The seasonal evolution of reconstructed SIT from October 2018 to August 2024. (a–d) The reconstructed SIT changes during autumn, winter, spring, and summer, respectively. Blue indicates increases in SIT, while red denotes decreases.

Fig. 13
figure 13

The seasonal evolution of the regionally averaged SIT from ICESat-2 data during winter in the three regions A, B, and C shown in Fig. 12b. The shaded areas represent SIT’s uncertainty.

In regions A and B, wintertime SIT exhibited gradual increases but showed an abrupt reduction during early winter, resulting in an overall negative trend over the winter season (−0.299 cm/day in A and −0.337 cm/day in B). Region C displayed higher SIT variability than regions A and B, with progressive thickening interrupted by late-winter episodic thinning events resulting in a net negative trend (−0.162 cm/day). These results confirm that the intra-seasonal variability in the reconstructed SIT fields predominantly originates from ICESat/ICESat-2 observational constraints, thereby validating their physical plausibility. Notably, all three regions are frequent polynya formation areas53, where sudden SIT reductions may stem from oceanic warm water upwelling (regions A/B) and enhanced offshore wind-driven divergence (region C).
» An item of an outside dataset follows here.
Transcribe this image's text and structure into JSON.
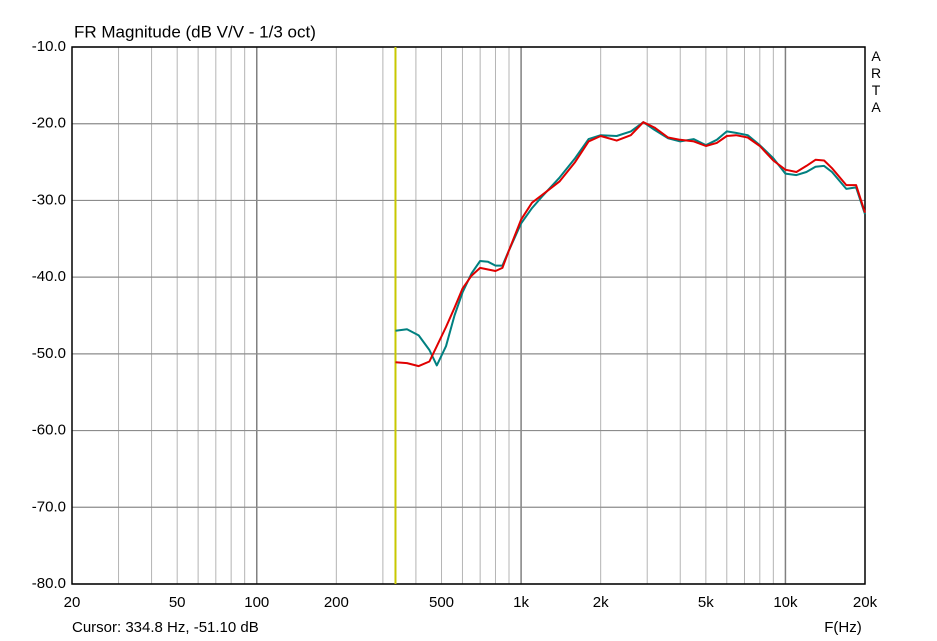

While the reconstructed SIT captures seasonal and intra-seasonal variability well, its representation of day-to-day variations is limited by the sparse and uneven distribution of along-track satellite observations. The 5-day moving window introduces temporal inconsistencies, as daily estimates are influenced by observations from adjacent days. Additionally, ice drift and sparse sampling can cause abrupt and possibly spurious jumps in SIT. While thick ice can be detected, its spatial extent remains uncertain due to limited observational coverage. As a result, users are advised to interpret daily SIT variations with caution, particularly in studies focused on short-term dynamics or regional processes. Future improvements should aim to integrate observations from multiple satellite missions to reduce sampling biases.